In their discussion, the authors report “a persistent pattern” of female students using algorithms more than males, and that more frequent algorithm use “persistently predicted” lower performance in problem-solving.

Graph showing that more than half of girls used algorithms for all 3 questions, and more than half of boys never used algorithms.
Girls were almost three times more likely than boys to have used an algorithm on the multiple-choice computation questions, while boys were almost three times as likely as girls to have used an alternative strategy. Image from The Conversation, used under CC-BY-ND license, lightly edited.
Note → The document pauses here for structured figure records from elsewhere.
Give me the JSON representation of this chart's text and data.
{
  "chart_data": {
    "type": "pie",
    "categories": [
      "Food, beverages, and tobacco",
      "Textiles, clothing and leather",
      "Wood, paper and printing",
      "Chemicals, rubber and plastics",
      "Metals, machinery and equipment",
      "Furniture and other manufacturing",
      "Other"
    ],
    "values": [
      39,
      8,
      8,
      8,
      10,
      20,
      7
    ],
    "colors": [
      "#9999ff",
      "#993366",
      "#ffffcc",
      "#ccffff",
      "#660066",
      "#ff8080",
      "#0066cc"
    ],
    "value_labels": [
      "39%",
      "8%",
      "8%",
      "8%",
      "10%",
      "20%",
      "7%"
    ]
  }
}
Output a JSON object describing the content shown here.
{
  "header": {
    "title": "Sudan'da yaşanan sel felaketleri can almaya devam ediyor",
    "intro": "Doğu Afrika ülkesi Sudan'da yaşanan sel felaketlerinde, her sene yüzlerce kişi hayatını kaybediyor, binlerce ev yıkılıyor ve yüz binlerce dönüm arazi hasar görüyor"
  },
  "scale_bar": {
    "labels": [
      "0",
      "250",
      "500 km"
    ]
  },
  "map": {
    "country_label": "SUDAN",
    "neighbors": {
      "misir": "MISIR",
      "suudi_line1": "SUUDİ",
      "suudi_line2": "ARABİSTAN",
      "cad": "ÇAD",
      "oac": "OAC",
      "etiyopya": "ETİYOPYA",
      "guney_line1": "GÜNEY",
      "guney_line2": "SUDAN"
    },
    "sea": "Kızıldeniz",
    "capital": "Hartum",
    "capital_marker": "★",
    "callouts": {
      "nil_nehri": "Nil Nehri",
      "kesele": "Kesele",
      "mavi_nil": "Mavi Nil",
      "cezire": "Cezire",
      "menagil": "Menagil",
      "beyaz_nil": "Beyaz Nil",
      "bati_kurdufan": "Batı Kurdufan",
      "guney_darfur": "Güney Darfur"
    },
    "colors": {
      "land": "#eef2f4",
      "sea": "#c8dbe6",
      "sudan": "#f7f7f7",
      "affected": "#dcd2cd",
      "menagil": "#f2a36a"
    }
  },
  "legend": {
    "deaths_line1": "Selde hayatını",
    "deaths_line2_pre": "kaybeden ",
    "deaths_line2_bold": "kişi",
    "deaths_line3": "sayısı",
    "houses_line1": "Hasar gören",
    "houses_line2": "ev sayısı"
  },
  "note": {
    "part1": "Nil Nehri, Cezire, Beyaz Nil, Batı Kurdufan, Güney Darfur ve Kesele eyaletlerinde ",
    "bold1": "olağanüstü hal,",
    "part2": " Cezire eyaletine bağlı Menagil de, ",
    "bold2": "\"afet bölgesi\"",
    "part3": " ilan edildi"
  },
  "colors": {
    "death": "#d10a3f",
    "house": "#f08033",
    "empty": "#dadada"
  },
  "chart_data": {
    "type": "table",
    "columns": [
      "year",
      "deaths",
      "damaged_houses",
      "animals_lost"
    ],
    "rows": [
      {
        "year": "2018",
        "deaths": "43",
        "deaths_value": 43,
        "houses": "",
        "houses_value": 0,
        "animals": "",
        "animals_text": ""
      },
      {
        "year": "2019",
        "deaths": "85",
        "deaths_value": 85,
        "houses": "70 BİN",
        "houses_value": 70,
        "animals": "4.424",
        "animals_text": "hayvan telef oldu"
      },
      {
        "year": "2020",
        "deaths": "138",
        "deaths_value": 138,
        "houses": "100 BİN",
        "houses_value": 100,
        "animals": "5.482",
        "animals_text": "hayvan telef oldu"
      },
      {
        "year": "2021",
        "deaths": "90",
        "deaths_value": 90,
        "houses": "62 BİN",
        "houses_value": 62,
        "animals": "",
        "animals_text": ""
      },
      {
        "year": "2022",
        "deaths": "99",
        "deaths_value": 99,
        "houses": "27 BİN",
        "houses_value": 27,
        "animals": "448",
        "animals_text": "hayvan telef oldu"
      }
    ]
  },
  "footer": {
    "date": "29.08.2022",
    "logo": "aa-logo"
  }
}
Not every country suffers from a U.S.-style gender gap in mathematics. A 2016 study by Chen Shen et al. in the Journal of Experimental Child Psychology involved first graders from the U.S., Russia and Taiwan. Among American and Russian students, the authors reported the same pattern of gender differences that is documented above. In Taiwan, on the other hand, they reported no gender differences in strategies or in accuracy. They suggest educational context should be examined when investigating the differences between boys’ and girls’ performance in mathematics.

It is clear from the Shen et al. report that what they call “educational context” begins to impact gender differences in children’s mathematical development as soon as they start school. Additional evidence is provided in the report of a 4-year longitudinal study of all French first and second graders, over 2.5 million children. “Rapid emergence of a maths gender gap in first grade,”, by Pauline Martinot, Stanislas Dehaene and collaborators, appeared in Nature last June.